Así lo señala un estudio publicado por el American Journal of Preventive Medicine.
El análisis evaluó los accidentes de este tipo registrados en la última década en Estados Unidos y determinó que se han multiplicado por siete.
Solo en los últimos dos años se han reportado 78.000 de estos incidentes, en su mayoría en niños menores de cinco años, quienes han sufrido lesiones en la cabeza y las extremidades por la caída de monitores de computador o pantallas de televisión.
De acuerdo con Lara McKenzie, una de las autoras del estudio, el problema principal es que los padres no saben cómo instalar los cables de los objetos electrónicos y estos quedan sueltos en el piso, lo cual provoca los tropiezos y caídas de los niños.
El estudio refleja que el monitor es el componente que más lesiones causa, y llegó a suponer el 37,1% del total.
Este mismo objeto es el que por lo general tiene un cable más largo, dice el análisis.
“Hay muchos pequeños usando computadoras en las casas, pero los manuales de seguridad hablan de riesgos en el baño o la cocina y nunca de objetos tecnológicos, cuando todos los utilizan y son muchos los riesgos”, se comenta en el documento.
Según los investigadores, esto también se debe al aumento del número de objetos electrónicos en las casas.
Solo en Estados Unidos creció un 309% en el último lustro.
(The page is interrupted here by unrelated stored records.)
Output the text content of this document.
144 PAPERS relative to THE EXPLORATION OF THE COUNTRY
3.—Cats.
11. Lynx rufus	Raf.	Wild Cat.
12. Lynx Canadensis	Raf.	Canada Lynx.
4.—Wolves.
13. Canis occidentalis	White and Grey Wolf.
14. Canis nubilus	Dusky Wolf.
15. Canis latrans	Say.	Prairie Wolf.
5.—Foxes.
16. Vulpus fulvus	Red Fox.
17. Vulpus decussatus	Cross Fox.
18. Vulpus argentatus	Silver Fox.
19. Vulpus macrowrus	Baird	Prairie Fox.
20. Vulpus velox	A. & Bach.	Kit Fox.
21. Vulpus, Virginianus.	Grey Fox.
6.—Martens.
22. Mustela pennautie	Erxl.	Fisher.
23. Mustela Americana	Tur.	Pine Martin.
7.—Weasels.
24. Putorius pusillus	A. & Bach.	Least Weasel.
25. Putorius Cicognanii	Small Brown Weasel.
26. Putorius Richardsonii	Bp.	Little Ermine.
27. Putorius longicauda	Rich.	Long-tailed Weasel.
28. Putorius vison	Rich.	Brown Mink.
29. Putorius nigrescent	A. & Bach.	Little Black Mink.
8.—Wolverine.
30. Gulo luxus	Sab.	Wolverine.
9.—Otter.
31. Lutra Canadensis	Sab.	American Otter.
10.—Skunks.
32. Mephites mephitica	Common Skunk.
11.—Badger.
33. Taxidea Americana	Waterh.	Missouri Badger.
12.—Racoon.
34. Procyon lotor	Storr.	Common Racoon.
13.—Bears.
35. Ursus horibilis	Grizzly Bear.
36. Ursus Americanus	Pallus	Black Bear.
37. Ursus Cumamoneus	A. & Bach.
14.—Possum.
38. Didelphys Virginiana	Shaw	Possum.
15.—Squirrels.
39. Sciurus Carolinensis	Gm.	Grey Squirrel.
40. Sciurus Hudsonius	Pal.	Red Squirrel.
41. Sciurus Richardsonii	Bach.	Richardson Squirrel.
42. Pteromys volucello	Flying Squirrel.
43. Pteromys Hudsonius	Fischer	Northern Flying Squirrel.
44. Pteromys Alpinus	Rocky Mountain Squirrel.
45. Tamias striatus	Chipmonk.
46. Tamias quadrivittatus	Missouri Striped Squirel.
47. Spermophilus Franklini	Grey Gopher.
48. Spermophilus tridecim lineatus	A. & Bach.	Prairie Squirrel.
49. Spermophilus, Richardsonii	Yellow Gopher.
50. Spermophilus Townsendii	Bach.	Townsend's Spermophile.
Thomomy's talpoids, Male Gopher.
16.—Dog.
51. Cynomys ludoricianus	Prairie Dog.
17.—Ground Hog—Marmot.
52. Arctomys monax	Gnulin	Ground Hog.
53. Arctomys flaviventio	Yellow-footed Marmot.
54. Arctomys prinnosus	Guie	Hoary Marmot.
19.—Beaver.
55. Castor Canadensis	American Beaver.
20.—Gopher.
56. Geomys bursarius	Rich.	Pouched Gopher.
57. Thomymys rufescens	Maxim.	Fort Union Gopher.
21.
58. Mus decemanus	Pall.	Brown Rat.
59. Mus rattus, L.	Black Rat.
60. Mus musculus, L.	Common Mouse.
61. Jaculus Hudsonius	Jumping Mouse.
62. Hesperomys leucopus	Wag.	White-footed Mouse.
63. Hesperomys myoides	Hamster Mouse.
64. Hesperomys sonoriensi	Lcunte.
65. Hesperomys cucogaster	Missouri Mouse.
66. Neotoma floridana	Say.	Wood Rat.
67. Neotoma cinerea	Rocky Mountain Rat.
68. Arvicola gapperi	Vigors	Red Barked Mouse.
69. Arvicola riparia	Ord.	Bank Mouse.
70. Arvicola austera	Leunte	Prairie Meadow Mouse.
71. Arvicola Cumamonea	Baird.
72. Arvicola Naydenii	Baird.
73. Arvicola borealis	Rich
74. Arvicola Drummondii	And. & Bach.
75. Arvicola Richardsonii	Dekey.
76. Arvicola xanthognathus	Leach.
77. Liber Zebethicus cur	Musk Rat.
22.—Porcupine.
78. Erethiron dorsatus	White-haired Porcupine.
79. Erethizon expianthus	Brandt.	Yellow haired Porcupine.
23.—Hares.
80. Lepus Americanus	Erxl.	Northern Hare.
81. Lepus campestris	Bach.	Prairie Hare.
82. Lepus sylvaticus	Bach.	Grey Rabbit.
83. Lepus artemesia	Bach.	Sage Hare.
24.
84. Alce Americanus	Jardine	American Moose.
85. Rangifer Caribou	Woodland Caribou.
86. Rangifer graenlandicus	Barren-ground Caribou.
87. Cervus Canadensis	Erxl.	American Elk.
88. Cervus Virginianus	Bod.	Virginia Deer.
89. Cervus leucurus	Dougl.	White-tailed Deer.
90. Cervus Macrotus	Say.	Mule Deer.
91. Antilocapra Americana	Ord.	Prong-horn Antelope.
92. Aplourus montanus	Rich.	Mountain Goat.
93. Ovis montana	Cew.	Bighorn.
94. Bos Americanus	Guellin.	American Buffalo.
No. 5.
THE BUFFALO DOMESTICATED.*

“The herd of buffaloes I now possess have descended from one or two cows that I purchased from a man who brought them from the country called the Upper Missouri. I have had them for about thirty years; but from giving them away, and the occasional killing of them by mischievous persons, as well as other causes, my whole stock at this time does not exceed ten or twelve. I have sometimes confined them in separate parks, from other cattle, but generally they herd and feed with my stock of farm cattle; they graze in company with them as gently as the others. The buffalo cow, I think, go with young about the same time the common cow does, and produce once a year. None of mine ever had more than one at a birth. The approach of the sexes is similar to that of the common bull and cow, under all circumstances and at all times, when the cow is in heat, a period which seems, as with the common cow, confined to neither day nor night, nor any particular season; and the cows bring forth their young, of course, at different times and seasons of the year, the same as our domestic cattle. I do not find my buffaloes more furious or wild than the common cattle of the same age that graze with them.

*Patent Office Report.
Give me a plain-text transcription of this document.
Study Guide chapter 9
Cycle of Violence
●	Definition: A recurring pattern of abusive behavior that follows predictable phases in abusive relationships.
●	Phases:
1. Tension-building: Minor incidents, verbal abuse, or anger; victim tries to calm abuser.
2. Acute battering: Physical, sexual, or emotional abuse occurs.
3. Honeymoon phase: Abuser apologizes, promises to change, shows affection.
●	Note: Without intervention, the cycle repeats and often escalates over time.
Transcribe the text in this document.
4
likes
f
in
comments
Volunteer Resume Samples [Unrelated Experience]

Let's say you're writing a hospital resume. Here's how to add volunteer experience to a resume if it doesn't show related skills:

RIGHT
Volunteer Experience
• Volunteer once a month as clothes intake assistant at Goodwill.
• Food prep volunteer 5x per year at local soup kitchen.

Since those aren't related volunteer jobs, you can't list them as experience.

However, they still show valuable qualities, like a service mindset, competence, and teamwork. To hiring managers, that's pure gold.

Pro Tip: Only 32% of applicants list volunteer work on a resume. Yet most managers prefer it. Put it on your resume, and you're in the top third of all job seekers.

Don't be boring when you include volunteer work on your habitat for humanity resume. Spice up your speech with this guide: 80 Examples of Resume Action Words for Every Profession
En el país. Los golpes por caídas son la principal causa de consulta en el Hospital Nacional de Niños.
Orlando Urroz, subdirector de ese centro médico, explicó que el hospital no maneja estadísticas de cuántos niños se han golpeado por una computadora, pero aclara que sí se ven casos comúnmente.
“Es algo que antes se veía muy poco y ahora sucede todos los meses. Los padres de familia deben estar atentos a cómo y dónde colocan los dispositivos electrónicos, de lo contrario se exponen a lesiones muy fuertes en la cabeza y espalda que pueden ser fatales, sobre todo en niños pequeños”, añadió Urroz.
El estudio señala que estos golpes no deben tomarse a la ligera; si ocurren, el niño debe recibir atención médica de inmediato.
“Lo peor de estos accidentes es que son totalmente evitables. Si los padres de familia tuvieran cuidado, nunca ocurrirían”, dijo Lara McKenzie, investigadora del Centro de Lesiones de Ohio.